Nino Di Matteo a “Non è l’arena”, su La7, ha ricostruito una vicenda quale quella della nomina del capo del Dap che getta tanta luce e ancora più ombre su una pagina recente della storia della Repubblica. Il magistrato ha voluto intervenire in diretta da Massimo Giletti, dove si parlava di carceri e di gestione dell’emergenza durante il coronavirus, per svelare che “fui chiamato a dirigere il Dap, poi il ministro cambiò idea. I boss non mi volevano”.
Il ministro cui si fa riferimento è il grillino Alfonso Bonafede”
“Avevo deciso di accettare la nomina”, ma poi venne fermato tutto, ha aggiunto Di Matteo.
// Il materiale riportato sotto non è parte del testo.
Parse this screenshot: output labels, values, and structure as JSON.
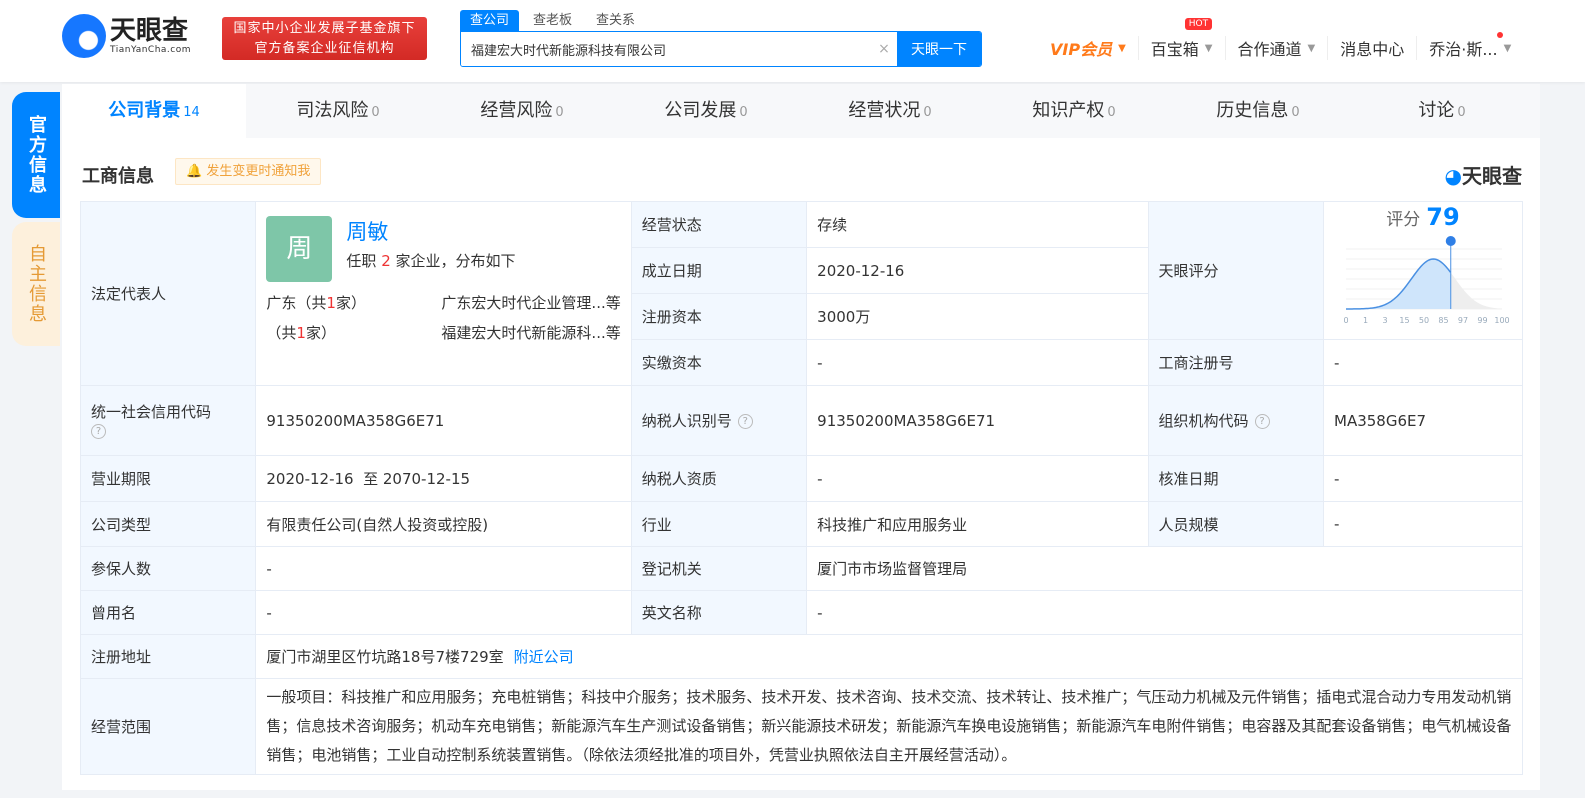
{
  "header": {
    "logo_cn": "天眼查",
    "logo_en": "TianYanCha.com",
    "badge_line1": "国家中小企业发展子基金旗下",
    "badge_line2": "官方备案企业征信机构",
    "search_tabs": [
      "查公司",
      "查老板",
      "查关系"
    ],
    "search_value": "福建宏大时代新能源科技有限公司",
    "search_button": "天眼一下",
    "clear": "×",
    "nav": {
      "vip": "VIP会员",
      "toolbox": "百宝箱",
      "hot": "HOT",
      "partner": "合作通道",
      "messages": "消息中心",
      "user": "乔治·斯..."
    }
  },
  "side_tabs": [
    "官方信息",
    "自主信息"
  ],
  "tabs": [
    {
      "label": "公司背景",
      "count": "14"
    },
    {
      "label": "司法风险",
      "count": "0"
    },
    {
      "label": "经营风险",
      "count": "0"
    },
    {
      "label": "公司发展",
      "count": "0"
    },
    {
      "label": "经营状况",
      "count": "0"
    },
    {
      "label": "知识产权",
      "count": "0"
    },
    {
      "label": "历史信息",
      "count": "0"
    },
    {
      "label": "讨论",
      "count": "0"
    }
  ],
  "section": {
    "title": "工商信息",
    "notify": "发生变更时通知我",
    "brand": "天眼查"
  },
  "legal_rep": {
    "label": "法定代表人",
    "avatar": "周",
    "name": "周敏",
    "jobs_prefix": "任职",
    "jobs_count": "2",
    "jobs_suffix": "家企业，分布如下",
    "dist": [
      {
        "region": "广东（共",
        "n": "1",
        "end": "家）",
        "companies": "广东宏大时代企业管理...等"
      },
      {
        "region": "（共",
        "n": "1",
        "end": "家）",
        "companies": "福建宏大时代新能源科...等"
      }
    ]
  },
  "fields": {
    "status": {
      "label": "经营状态",
      "value": "存续"
    },
    "founded": {
      "label": "成立日期",
      "value": "2020-12-16"
    },
    "reg_capital": {
      "label": "注册资本",
      "value": "3000万"
    },
    "paid_capital": {
      "label": "实缴资本",
      "value": "-"
    },
    "score_label": "天眼评分",
    "reg_no": {
      "label": "工商注册号",
      "value": "-"
    },
    "credit_code": {
      "label": "统一社会信用代码",
      "value": "91350200MA358G6E71"
    },
    "taxpayer_id": {
      "label": "纳税人识别号",
      "value": "91350200MA358G6E71"
    },
    "org_code": {
      "label": "组织机构代码",
      "value": "MA358G6E7"
    },
    "term": {
      "label": "营业期限",
      "value": "2020-12-16  至 2070-12-15"
    },
    "taxpayer_quality": {
      "label": "纳税人资质",
      "value": "-"
    },
    "approval_date": {
      "label": "核准日期",
      "value": "-"
    },
    "company_type": {
      "label": "公司类型",
      "value": "有限责任公司(自然人投资或控股)"
    },
    "industry": {
      "label": "行业",
      "value": "科技推广和应用服务业"
    },
    "staff_size": {
      "label": "人员规模",
      "value": "-"
    },
    "insured": {
      "label": "参保人数",
      "value": "-"
    },
    "authority": {
      "label": "登记机关",
      "value": "厦门市市场监督管理局"
    },
    "former_name": {
      "label": "曾用名",
      "value": "-"
    },
    "english_name": {
      "label": "英文名称",
      "value": "-"
    },
    "address": {
      "label": "注册地址",
      "value": "厦门市湖里区竹坑路18号7楼729室",
      "link": "附近公司"
    },
    "scope": {
      "label": "经营范围",
      "value": "一般项目：科技推广和应用服务；充电桩销售；科技中介服务；技术服务、技术开发、技术咨询、技术交流、技术转让、技术推广；气压动力机械及元件销售；插电式混合动力专用发动机销售；信息技术咨询服务；机动车充电销售；新能源汽车生产测试设备销售；新兴能源技术研发；新能源汽车换电设施销售；新能源汽车电附件销售；电容器及其配套设备销售；电气机械设备销售；电池销售；工业自动控制系统装置销售。（除依法须经批准的项目外，凭营业执照依法自主开展经营活动）。"
    }
  },
  "chart_data": {
    "type": "area",
    "title": "评分",
    "score": 79,
    "x_ticks": [
      "0",
      "1",
      "3",
      "15",
      "50",
      "85",
      "97",
      "99",
      "100"
    ],
    "marker_percentile": 79
  }
}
Parole pesantissime le sue e che lasciano poco spazio al fraintendimento perché Nino Di Matteo alla fine non è di certo andato a dirigere il Dap.
“La confessione di Di Matteo è gravissima e significa che questo governo è attento ai bisogni dei mafiosi più che delle vittime della mafia”. A dirlo Anastasio Carrà (commissario della Lega Salvini Premier per la provincia di Catania) che è anche luogotenente dei Carabinieri e proprio per il suo doppio ruolo nelle istituzioni si dice “scioccato da quanto accaduto”.
“Le parole di Di Matteo – sottolinea – non sono un sentito dire, ma la testimonianza di un uomo che si è battuto nella lotta contro la mafia e conosce bene codici e modi di fare della criminalità e questo le rende degne di rispetto. Adesso non va lasciato da solo. Il ministro Bonafede dovrebbe non solo spiegare ma anche dimettersi, perché alla mafia favori non se ne fanno nemmeno per sbaglio. Io sono atterrito dalla pochezza dei nostri rappresentati nelle istituzioni, come cittadino, come sindaco e come carabiniere siciliano sento sulla mia pelle il sangue di coloro che hanno combattuto contro la mafia e queste vicende lasciano molto più che amarezza in bocca, provocano un sincero sdegno”.